Expand-O-Matic RAID-Z

I was having a conversation with an OpenBSD user and developer the other day, and he mentioned some ongoing work in the community to consolidate support for RAID controllers. The problem, he was saying, was that each controller had a different administrative model and utility — but all I could think was that the real problem was the presence of a RAID controller in the first place! As far as I’m concerned, ZFS and RAID-Z have obviated the need for hardware RAID controllers.

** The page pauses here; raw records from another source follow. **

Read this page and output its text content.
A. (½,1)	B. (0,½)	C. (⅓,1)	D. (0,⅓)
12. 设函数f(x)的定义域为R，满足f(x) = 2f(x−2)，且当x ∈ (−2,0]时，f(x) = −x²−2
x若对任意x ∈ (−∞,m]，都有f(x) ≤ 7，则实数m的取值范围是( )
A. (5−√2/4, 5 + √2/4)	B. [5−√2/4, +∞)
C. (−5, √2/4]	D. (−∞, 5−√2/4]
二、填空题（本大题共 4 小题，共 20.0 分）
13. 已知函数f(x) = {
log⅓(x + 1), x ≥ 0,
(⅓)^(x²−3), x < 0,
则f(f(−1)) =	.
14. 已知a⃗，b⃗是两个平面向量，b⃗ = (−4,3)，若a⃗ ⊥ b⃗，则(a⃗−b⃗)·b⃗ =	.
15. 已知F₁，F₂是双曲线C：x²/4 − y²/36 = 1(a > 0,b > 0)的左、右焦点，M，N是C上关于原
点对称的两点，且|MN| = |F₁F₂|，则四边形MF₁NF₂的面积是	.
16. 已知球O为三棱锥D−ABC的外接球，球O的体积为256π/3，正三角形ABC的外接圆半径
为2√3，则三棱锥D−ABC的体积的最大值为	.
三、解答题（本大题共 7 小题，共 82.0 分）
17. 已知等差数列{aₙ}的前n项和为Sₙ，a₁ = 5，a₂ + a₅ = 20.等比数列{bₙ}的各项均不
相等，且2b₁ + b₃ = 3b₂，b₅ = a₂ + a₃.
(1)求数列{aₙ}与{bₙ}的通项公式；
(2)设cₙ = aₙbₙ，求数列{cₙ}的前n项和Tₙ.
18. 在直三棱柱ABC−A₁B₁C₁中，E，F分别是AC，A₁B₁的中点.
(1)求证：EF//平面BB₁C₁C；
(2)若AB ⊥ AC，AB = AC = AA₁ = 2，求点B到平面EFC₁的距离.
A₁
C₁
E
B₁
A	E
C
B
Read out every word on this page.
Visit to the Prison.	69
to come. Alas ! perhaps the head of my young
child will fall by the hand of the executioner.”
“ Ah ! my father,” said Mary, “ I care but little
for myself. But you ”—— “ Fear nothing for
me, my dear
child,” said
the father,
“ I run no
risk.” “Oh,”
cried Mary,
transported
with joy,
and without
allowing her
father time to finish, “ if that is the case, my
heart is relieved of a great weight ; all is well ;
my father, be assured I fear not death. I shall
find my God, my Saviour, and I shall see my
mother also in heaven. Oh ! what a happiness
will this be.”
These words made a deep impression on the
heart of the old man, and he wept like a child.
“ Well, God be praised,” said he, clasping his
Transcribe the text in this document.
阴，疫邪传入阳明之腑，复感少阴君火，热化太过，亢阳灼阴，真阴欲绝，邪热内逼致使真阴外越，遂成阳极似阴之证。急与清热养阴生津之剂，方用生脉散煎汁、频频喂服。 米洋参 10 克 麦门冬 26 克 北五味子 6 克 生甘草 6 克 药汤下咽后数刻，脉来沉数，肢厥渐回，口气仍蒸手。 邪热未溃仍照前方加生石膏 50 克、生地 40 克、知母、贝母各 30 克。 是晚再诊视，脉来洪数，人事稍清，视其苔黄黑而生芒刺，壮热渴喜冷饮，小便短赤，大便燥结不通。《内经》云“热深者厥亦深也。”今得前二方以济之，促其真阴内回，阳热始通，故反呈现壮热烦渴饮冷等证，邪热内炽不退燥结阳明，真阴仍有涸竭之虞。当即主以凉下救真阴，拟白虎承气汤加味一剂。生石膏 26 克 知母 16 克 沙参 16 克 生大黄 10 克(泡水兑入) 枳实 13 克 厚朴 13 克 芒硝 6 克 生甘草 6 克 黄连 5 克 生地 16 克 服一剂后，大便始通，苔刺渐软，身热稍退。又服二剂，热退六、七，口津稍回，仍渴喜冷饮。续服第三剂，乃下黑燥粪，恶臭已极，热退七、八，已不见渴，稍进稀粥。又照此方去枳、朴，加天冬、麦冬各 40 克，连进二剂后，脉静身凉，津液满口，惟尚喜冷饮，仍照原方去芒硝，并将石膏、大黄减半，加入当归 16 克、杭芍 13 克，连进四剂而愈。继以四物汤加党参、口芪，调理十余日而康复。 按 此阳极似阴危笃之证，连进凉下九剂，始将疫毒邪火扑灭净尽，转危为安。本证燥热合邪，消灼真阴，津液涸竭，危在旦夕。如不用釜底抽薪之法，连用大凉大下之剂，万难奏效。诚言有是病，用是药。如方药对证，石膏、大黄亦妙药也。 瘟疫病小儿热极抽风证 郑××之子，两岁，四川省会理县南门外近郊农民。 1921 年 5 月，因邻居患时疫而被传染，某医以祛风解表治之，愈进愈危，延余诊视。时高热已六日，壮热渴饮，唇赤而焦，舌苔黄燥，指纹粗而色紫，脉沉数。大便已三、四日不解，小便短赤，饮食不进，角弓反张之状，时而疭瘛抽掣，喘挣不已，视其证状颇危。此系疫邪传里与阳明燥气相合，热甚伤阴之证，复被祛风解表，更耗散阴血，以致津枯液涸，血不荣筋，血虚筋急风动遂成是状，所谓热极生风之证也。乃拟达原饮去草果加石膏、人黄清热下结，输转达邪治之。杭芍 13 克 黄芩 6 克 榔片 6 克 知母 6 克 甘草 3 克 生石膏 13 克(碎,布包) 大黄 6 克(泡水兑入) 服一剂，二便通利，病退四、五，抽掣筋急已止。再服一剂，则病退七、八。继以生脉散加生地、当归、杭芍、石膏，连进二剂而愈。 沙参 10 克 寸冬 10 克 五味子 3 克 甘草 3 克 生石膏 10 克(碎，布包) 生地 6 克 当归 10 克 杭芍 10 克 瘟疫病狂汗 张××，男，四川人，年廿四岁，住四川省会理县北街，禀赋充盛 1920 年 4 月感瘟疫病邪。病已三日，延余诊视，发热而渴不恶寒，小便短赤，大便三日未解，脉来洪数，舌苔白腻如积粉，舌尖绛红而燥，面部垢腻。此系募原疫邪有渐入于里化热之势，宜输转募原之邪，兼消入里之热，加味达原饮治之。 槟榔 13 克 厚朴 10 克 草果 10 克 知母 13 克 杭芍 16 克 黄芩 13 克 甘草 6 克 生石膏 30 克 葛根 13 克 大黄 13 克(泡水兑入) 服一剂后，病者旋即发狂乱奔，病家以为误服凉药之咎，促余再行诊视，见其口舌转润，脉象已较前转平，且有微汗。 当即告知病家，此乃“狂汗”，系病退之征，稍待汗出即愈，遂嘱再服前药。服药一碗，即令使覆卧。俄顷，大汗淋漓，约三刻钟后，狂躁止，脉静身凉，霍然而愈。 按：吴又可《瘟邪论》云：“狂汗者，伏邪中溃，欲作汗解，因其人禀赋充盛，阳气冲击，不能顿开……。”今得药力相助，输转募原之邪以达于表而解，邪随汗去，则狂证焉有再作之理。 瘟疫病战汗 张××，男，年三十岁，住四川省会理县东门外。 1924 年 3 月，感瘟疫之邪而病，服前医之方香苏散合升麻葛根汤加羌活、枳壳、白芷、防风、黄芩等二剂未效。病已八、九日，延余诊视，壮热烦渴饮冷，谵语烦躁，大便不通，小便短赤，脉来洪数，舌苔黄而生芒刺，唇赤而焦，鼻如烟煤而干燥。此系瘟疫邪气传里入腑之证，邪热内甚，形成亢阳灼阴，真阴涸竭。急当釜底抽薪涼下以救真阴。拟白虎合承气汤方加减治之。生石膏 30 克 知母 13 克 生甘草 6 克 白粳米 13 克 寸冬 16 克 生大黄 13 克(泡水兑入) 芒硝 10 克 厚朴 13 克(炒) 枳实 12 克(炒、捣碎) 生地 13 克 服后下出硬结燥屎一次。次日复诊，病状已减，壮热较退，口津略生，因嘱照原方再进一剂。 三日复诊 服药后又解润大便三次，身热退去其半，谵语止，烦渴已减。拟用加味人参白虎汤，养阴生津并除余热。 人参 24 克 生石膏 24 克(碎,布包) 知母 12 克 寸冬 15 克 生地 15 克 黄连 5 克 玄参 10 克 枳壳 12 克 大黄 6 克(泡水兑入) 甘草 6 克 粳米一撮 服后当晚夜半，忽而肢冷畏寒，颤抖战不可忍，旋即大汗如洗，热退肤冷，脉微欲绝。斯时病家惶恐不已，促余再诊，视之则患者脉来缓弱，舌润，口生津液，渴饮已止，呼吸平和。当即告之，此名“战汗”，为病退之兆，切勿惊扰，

ZFS users seem to love RAID-Z, but a frustratingly frequent request is to be able to expand the width of a RAID-Z stripe. While the ZFS community may care about solving this problem, it’s not the highest priority for Sun’s customers and, therefore, for the ZFS team. It’s common for a home user to want to increase his total storage capacity by a disk or two at a time, but enterprise customers typically want to grow by multiple terabytes at once so adding on a new RAID-Z stripe isn’t an issue. When the request has come up on the ZFS discussion list, we have, perhaps unhelpfully, pointed out that the code is all open source and ready for that contribution. Partly, it’s because we don’t have time to do it ourselves, but also because it’s a tricky problem and we weren’t sure how to solve it.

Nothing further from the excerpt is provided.